Model Accuracy: 98.90%
['Q', 'R'] -> S
['W', 'X'] -> Y
['W', 'X'] -> Y
['C', 'D'] -> E
['E'] -> F
['S', 'T', 'U'] -> V
['G', 'H', 'I', 'J', 'K'] -> L
['O', 'P', 'Q', 'R', 'S'] -> T
['C', 'D'] -> E
['O'] -> P
['N', 'O', 'P'] -> Q
['D', 'E', 'F', 'G', 'H'] -> I
['X'] -> Y
['K'] -> L
['M'] -> N
['R'] -> T
['K'] -> L
['E', 'F', 'G'] -> H
['Q'] -> R
['Q', 'R', 'S'] -> T

       We can see that, although the model is not perfectly learned the alphabet from randomly generated sequences in, but it's a very good effect.

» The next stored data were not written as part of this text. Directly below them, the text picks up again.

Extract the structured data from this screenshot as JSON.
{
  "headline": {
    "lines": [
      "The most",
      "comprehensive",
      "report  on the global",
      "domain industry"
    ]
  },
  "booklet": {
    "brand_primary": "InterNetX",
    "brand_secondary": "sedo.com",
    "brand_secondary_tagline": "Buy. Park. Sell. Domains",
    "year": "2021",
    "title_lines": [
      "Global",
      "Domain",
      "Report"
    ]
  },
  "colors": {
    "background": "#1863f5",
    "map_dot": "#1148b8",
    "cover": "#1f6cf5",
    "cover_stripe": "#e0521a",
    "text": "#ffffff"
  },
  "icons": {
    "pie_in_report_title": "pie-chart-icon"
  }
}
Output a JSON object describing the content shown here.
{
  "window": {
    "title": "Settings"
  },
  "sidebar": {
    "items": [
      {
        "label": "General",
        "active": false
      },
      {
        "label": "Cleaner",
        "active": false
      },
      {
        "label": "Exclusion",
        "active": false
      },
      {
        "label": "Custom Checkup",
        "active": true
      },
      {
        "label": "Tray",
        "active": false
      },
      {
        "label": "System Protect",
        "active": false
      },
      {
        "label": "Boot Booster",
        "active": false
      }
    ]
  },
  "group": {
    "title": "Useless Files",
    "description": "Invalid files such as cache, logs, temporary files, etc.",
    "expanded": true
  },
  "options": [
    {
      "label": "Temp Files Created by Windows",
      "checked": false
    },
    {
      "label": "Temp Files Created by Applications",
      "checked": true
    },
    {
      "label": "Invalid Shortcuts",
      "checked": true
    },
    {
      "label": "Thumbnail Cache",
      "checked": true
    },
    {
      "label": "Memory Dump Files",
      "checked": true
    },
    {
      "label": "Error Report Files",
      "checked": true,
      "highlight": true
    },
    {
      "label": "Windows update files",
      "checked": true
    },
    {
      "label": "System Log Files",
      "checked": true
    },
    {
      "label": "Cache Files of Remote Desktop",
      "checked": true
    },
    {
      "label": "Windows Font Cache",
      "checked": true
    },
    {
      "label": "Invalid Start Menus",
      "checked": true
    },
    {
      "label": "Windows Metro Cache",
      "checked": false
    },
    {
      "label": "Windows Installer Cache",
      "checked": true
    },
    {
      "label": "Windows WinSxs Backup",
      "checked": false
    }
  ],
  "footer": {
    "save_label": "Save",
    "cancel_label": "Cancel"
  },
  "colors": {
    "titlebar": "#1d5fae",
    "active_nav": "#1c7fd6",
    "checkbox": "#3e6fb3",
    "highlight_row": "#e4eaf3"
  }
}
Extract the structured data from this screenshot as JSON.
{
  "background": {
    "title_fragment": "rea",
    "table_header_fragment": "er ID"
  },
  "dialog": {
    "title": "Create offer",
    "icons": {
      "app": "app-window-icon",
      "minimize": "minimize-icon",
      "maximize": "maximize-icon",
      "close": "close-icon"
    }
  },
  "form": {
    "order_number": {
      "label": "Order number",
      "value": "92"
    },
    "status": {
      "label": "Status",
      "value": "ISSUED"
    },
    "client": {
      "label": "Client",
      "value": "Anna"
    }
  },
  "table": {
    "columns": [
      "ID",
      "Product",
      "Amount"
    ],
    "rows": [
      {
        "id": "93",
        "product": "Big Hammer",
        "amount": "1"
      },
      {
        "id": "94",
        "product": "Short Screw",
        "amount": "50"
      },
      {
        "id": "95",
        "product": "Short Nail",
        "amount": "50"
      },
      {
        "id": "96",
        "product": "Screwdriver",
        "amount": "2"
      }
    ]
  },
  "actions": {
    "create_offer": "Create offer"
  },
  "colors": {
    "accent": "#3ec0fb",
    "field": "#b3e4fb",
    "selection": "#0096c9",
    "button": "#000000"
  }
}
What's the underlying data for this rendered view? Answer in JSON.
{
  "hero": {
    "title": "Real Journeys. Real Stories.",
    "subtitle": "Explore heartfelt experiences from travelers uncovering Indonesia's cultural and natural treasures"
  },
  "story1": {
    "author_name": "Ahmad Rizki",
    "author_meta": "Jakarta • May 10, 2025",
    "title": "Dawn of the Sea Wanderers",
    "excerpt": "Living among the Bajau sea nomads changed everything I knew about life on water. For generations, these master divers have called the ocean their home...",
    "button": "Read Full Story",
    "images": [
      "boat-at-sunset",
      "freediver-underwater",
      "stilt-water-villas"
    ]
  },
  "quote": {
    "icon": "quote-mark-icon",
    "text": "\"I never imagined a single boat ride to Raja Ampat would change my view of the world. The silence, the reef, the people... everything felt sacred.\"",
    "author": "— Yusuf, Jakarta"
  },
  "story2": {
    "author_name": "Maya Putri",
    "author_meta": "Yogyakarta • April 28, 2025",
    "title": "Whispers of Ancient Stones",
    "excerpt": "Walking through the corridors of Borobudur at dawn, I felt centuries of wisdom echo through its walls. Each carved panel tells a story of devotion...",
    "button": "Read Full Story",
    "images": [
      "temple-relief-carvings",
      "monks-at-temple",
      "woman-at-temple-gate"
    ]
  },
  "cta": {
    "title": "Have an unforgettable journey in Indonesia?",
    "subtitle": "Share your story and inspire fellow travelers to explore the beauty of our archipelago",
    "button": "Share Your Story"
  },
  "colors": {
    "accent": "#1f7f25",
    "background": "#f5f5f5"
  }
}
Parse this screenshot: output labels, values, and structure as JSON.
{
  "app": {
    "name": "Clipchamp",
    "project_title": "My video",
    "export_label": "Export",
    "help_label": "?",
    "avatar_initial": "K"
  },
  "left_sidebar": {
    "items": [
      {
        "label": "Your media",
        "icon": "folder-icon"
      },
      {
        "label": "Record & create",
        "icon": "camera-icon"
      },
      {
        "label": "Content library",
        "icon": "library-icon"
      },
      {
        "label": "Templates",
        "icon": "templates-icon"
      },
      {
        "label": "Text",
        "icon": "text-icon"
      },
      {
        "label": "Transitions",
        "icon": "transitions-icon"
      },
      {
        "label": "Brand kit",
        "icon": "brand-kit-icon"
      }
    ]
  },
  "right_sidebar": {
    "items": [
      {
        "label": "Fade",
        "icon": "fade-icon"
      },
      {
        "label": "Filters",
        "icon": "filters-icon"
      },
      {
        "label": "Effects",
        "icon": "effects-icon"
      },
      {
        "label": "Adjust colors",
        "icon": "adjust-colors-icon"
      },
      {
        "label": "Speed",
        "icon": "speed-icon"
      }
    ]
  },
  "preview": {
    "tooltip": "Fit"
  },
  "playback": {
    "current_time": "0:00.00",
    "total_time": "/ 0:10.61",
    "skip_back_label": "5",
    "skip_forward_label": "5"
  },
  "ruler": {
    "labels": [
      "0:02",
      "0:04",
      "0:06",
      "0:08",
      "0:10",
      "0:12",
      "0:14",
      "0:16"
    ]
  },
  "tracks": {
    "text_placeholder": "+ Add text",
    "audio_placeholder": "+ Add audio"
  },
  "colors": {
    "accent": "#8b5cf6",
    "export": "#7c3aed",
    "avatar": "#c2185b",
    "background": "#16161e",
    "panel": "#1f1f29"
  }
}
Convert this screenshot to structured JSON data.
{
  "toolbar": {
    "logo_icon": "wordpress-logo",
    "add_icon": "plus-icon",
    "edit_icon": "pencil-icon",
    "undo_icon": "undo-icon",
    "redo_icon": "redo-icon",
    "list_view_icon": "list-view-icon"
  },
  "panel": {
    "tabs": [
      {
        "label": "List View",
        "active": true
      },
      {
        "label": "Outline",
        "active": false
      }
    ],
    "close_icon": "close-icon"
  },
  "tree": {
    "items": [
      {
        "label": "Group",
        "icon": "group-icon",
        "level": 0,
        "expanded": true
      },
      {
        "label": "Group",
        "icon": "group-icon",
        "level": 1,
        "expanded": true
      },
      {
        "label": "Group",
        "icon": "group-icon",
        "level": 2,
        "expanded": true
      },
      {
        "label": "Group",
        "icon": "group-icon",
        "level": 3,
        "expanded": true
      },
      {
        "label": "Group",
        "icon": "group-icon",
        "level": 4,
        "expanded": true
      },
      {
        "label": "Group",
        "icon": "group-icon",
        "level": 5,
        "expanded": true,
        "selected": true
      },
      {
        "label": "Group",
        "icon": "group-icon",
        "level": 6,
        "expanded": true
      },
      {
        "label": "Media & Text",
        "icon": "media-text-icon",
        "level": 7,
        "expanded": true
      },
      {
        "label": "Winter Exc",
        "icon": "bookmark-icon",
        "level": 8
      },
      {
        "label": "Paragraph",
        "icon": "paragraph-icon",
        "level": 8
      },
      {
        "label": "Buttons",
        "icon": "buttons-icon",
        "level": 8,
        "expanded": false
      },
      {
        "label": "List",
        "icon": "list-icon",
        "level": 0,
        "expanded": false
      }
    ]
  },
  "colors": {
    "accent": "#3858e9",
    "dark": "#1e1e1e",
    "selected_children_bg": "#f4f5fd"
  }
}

The model has not been adjusted, may need more training or larger networks, or both (is an exercise to the reader). This is on top of learning "all in order batch input example of" good natural extension of models of letters, because it can handle ad hoc queries, but this is arbitrary sequence length (maximum length).

Summary

       In this article, you find Keras in LSTM recurrent neural networks and how they manage state. Specifically, you'll learn:

如何为单个字符到一个字符的预测开发幼稚的LSTM网络。
如何配置朴素的LSTM以学习样本中各个时间步长的序列。
如何配置LSTM以通过手动管理状态来学习样本之间的序列。